Deficiency of SIRT6 from mice leads to features of accelerated aging such as loss of subcutaneous fat, spinal curvature, colitis and shortening of telomere.
However, the biological function of SIRT6 in primates remains largely unknown.
A joint research team of scientists from the CAS biophysics and zoology institutes spent three years studying how to knockout SIRT6 gene in different tissues of monkeys using CRISPR-Cas9-based gene editing technology.
Scientists injected the gene editing tools into 98 monkey zygotes, of which 48 developed into embryos with normal form and were implanted into 12 surrogate mother monkeys. Four became pregnant, giving birth to three baby monkeys 165 days later and one aborted.
They were the first primates that were deficient in SIRT6 gene. However, different from SIRT6 deficient mice that show premature aging phenomena about two to three weeks after birth, SIRT6-depleted monkeys died within hours after birth. Notably, they exhibited severe prenatal developmental retardation.

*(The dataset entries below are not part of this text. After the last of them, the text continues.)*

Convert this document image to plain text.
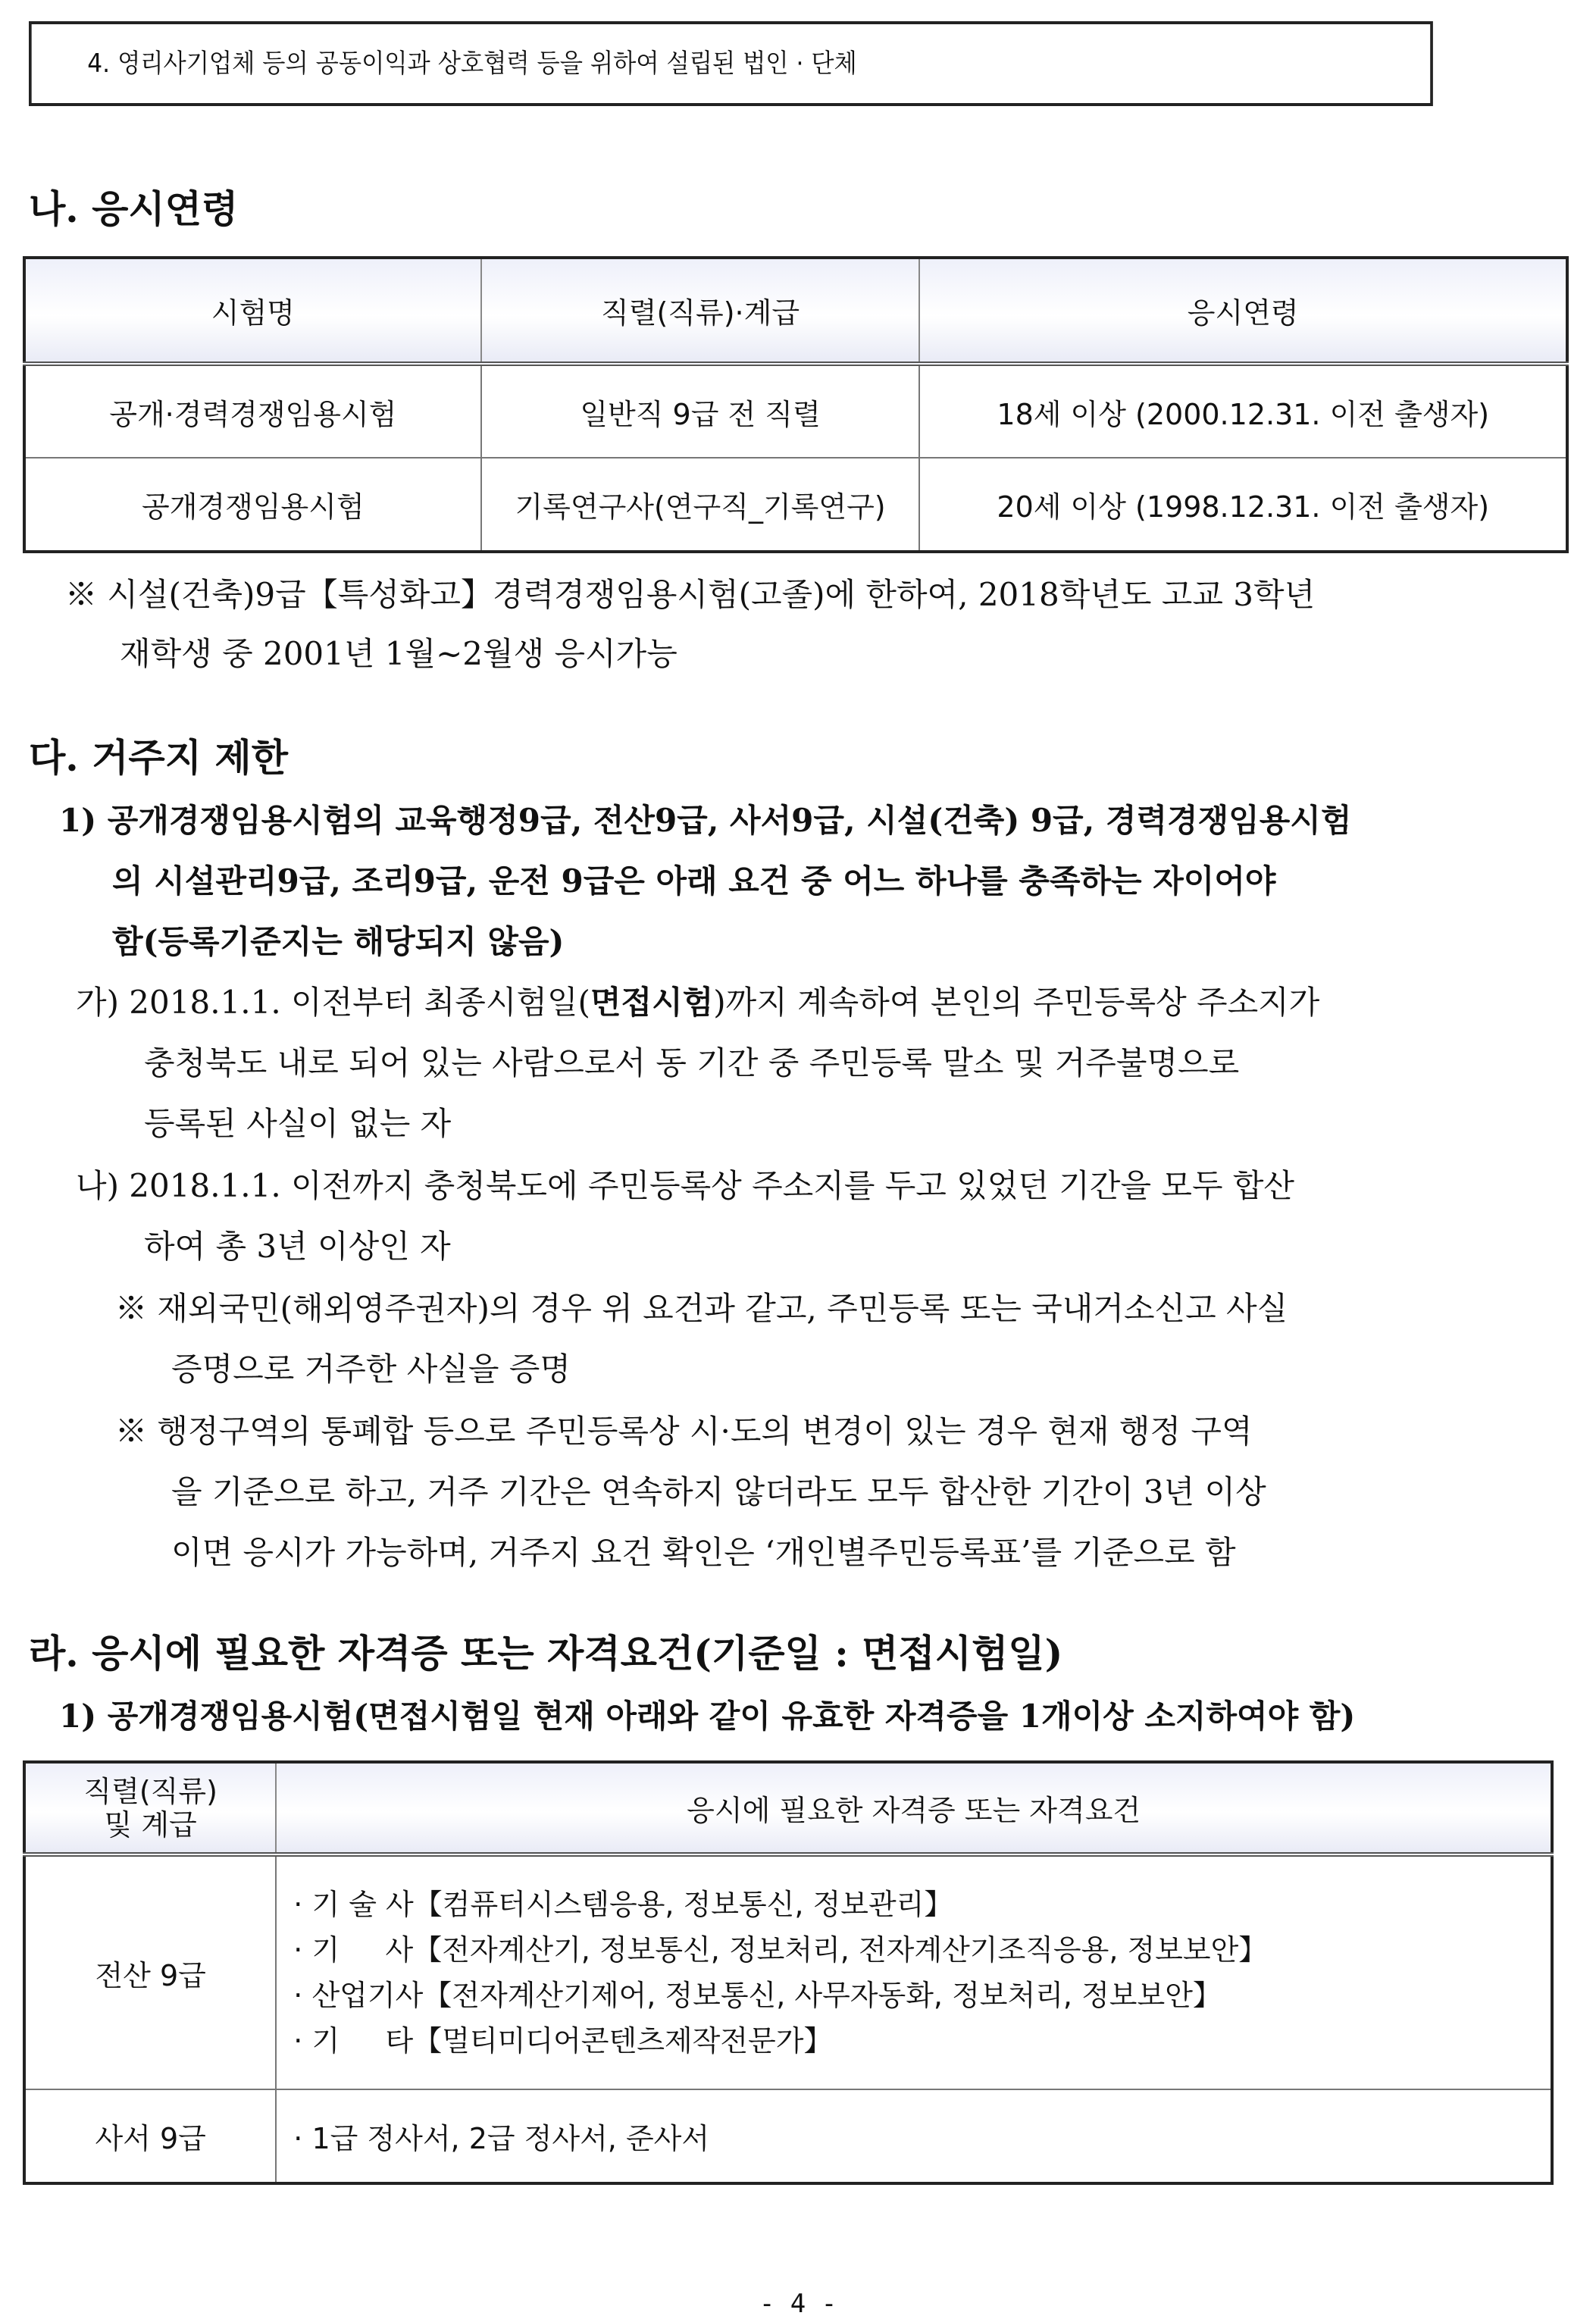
4. 영리사기업체 등의 공동이익과 상호협력 등을 위하여 설립된 법인 · 단체
나. 응시연령
시험명	직렬(직류)·계급	응시연령
공개·경력경쟁임용시험	일반직 9급 전 직렬	18세 이상 (2000.12.31. 이전 출생자)
공개경쟁임용시험	기록연구사(연구직_기록연구)	20세 이상 (1998.12.31. 이전 출생자)
※ 시설(건축)9급【특성화고】경력경쟁임용시험(고졸)에 한하여, 2018학년도 고교 3학년
재학생 중 2001년 1월~2월생 응시가능
다. 거주지 제한
1) 공개경쟁임용시험의 교육행정9급, 전산9급, 사서9급, 시설(건축) 9급, 경력경쟁임용시험
의 시설관리9급, 조리9급, 운전 9급은 아래 요건 중 어느 하나를 충족하는 자이어야
함(등록기준지는 해당되지 않음)
가) 2018.1.1. 이전부터 최종시험일(면접시험)까지 계속하여 본인의 주민등록상 주소지가
충청북도 내로 되어 있는 사람으로서 동 기간 중 주민등록 말소 및 거주불명으로
등록된 사실이 없는 자
나) 2018.1.1. 이전까지 충청북도에 주민등록상 주소지를 두고 있었던 기간을 모두 합산
하여 총 3년 이상인 자
※ 재외국민(해외영주권자)의 경우 위 요건과 같고, 주민등록 또는 국내거소신고 사실
증명으로 거주한 사실을 증명
※ 행정구역의 통폐합 등으로 주민등록상 시·도의 변경이 있는 경우 현재 행정 구역
을 기준으로 하고, 거주 기간은 연속하지 않더라도 모두 합산한 기간이 3년 이상
이면 응시가 가능하며, 거주지 요건 확인은 ‘개인별주민등록표’를 기준으로 함
라. 응시에 필요한 자격증 또는 자격요건(기준일 : 면접시험일)
1) 공개경쟁임용시험(면접시험일 현재 아래와 같이 유효한 자격증을 1개이상 소지하여야 함)
직렬(직류)
및 계급	응시에 필요한 자격증 또는 자격요건
전산 9급	· 기 술 사【컴퓨터시스템응용, 정보통신, 정보관리】
· 기     사【전자계산기, 정보통신, 정보처리, 전자계산기조직응용, 정보보안】
· 산업기사【전자계산기제어, 정보통신, 사무자동화, 정보처리, 정보보안】
· 기     타【멀티미디어콘텐츠제작전문가】

사서 9급	· 1급 정사서, 2급 정사서, 준사서
- 4 -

"Our results for the first time suggest that SIRT6 is involved in regulating development in non-human primates, and might provide an insight into the research of human developmental disorders," Liu said.
In addition, Chinese scientists conducted in vitro experiments to generate SIRT6-null human embryonic stem cells. This showed that SIRT6 deficiency hindered the differentiation of stem cells to mature neurons.
Their study was published in the latest issue of Nature.
"In future research, we plan to test whether other longevity genes also play a similar role in monkey, and continue our research to unravel the mechanism of human aging," Liu said.